# Jury service



## paolop

Just found out that I have been selected for jury service back in the UK, I am hoping that living in Egypt is a sufficiently compelling reason for exemption!


----------



## hurghadapat

paolop said:


> Just found out that I have been selected for jury service back in the UK, I am hoping that living in Egypt is a sufficiently compelling reason for exemption!

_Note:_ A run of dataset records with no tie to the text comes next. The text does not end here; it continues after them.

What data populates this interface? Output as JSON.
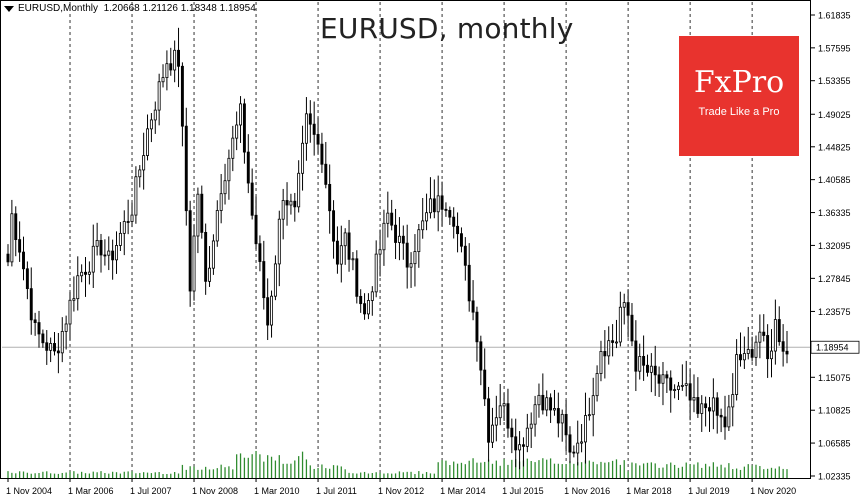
{
  "info": {
    "symbol_timeframe": "EURUSD,Monthly",
    "ohlc": "1.20668 1.21126 1.18348 1.18954"
  },
  "title": "EURUSD, monthly",
  "logo": {
    "name": "FxPro",
    "tagline": "Trade Like a Pro"
  },
  "colors": {
    "candle": "#000000",
    "volume": "#2e8b2e",
    "grid": "#000000",
    "price_line": "#b0b0b0"
  },
  "chart_data": {
    "type": "candlestick",
    "symbol": "EURUSD",
    "timeframe": "Monthly",
    "start": "2004-11",
    "period_months": 194,
    "current_price": 1.18954,
    "y_ticks": [
      1.61835,
      1.57595,
      1.53355,
      1.49025,
      1.44825,
      1.40585,
      1.36335,
      1.32095,
      1.27845,
      1.23575,
      1.15075,
      1.10825,
      1.06585,
      1.02335
    ],
    "x_ticks": [
      "1 Nov 2004",
      "1 Mar 2006",
      "1 Jul 2007",
      "1 Nov 2008",
      "1 Mar 2010",
      "1 Jul 2011",
      "1 Nov 2012",
      "1 Mar 2014",
      "1 Jul 2015",
      "1 Nov 2016",
      "1 Mar 2018",
      "1 Jul 2019",
      "1 Nov 2020"
    ],
    "ylim": [
      1.01335,
      1.62835
    ],
    "grid": "vertical dashed",
    "key_points": [
      {
        "date": "2004-11",
        "price": 1.3
      },
      {
        "date": "2004-12",
        "price": 1.36
      },
      {
        "date": "2005-02",
        "price": 1.32
      },
      {
        "date": "2005-06",
        "price": 1.21
      },
      {
        "date": "2005-11",
        "price": 1.18
      },
      {
        "date": "2006-01",
        "price": 1.21
      },
      {
        "date": "2006-05",
        "price": 1.28
      },
      {
        "date": "2006-11",
        "price": 1.32
      },
      {
        "date": "2007-01",
        "price": 1.3
      },
      {
        "date": "2007-07",
        "price": 1.37
      },
      {
        "date": "2007-11",
        "price": 1.47
      },
      {
        "date": "2008-04",
        "price": 1.56
      },
      {
        "date": "2008-07",
        "price": 1.56
      },
      {
        "date": "2008-10",
        "price": 1.27
      },
      {
        "date": "2008-12",
        "price": 1.39
      },
      {
        "date": "2009-02",
        "price": 1.27
      },
      {
        "date": "2009-06",
        "price": 1.4
      },
      {
        "date": "2009-11",
        "price": 1.49
      },
      {
        "date": "2010-02",
        "price": 1.36
      },
      {
        "date": "2010-06",
        "price": 1.22
      },
      {
        "date": "2010-10",
        "price": 1.39
      },
      {
        "date": "2011-01",
        "price": 1.36
      },
      {
        "date": "2011-04",
        "price": 1.48
      },
      {
        "date": "2011-08",
        "price": 1.44
      },
      {
        "date": "2011-12",
        "price": 1.3
      },
      {
        "date": "2012-02",
        "price": 1.33
      },
      {
        "date": "2012-07",
        "price": 1.23
      },
      {
        "date": "2013-01",
        "price": 1.36
      },
      {
        "date": "2013-06",
        "price": 1.3
      },
      {
        "date": "2013-12",
        "price": 1.37
      },
      {
        "date": "2014-04",
        "price": 1.38
      },
      {
        "date": "2014-06",
        "price": 1.36
      },
      {
        "date": "2014-12",
        "price": 1.21
      },
      {
        "date": "2015-03",
        "price": 1.08
      },
      {
        "date": "2015-06",
        "price": 1.12
      },
      {
        "date": "2015-11",
        "price": 1.06
      },
      {
        "date": "2016-04",
        "price": 1.13
      },
      {
        "date": "2016-10",
        "price": 1.09
      },
      {
        "date": "2016-12",
        "price": 1.05
      },
      {
        "date": "2017-04",
        "price": 1.09
      },
      {
        "date": "2017-08",
        "price": 1.19
      },
      {
        "date": "2017-12",
        "price": 1.2
      },
      {
        "date": "2018-01",
        "price": 1.24
      },
      {
        "date": "2018-03",
        "price": 1.23
      },
      {
        "date": "2018-05",
        "price": 1.17
      },
      {
        "date": "2018-12",
        "price": 1.14
      },
      {
        "date": "2019-06",
        "price": 1.13
      },
      {
        "date": "2019-09",
        "price": 1.1
      },
      {
        "date": "2019-12",
        "price": 1.12
      },
      {
        "date": "2020-02",
        "price": 1.1
      },
      {
        "date": "2020-04",
        "price": 1.09
      },
      {
        "date": "2020-06",
        "price": 1.12
      },
      {
        "date": "2020-07",
        "price": 1.18
      },
      {
        "date": "2020-09",
        "price": 1.17
      },
      {
        "date": "2020-11",
        "price": 1.19
      },
      {
        "date": "2021-01",
        "price": 1.21
      },
      {
        "date": "2021-03",
        "price": 1.17
      },
      {
        "date": "2021-05",
        "price": 1.22
      },
      {
        "date": "2021-08",
        "price": 1.18
      }
    ]
  }
}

I would assume so unless they want to pay airfares and hotel accomodation.


----------



## Lanason

paolop said:


> Just found out that I have been selected for jury service back in the UK, I am hoping that living in Egypt is a sufficiently compelling reason for exemption!


I would have thought so


----------



## CAIRODEMON

Lanason said:


> I would have thought so


Same thing happened to me about twelve years ago. Do not ignore it. I had my boss write them a letter saying that the company was going through a very busy period and that I was a vital employee (he managed to keep a reasonably straight face whiles't doing this!), it would be a twelve hour plane ride each way and therefore could my service be deferred?

I received a very polite response saying that they completely understood and that I was excused from jury service for ever


----------



## paolop

I did indeed contact them and they sent me a very polite email assuring me that I was excused!


----------



## Lanason

That's good news indeed
When to you move in to your new place?


----------



## paolop

Lanason said:


> That's good news indeed
> When to you move in to your new place?


we are in! spent the weekend literally scrubbing it as it really was filthy and the owner "had no time to get it cleaned as it is Ramadan" not like i havent heard that excuse before!

You up for a meet at Costa at some point this coming weekend?


----------



## Lanason

paolop said:


> we are in! spent the weekend literally scrubbing it as it really was filthy and the owner "had no time to get it cleaned as it is Ramadan" not like i havent heard that excuse before!
> 
> You up for a meet at Costa at some point this coming weekend?


Yes - lets us know when you are free - we are going to collect my "rugby shirt" from the framers in Maadi on Friday afternoon -#excited


----------



## paolop

we were thinking late afternoon around 5ish....let me know if that works for you


----------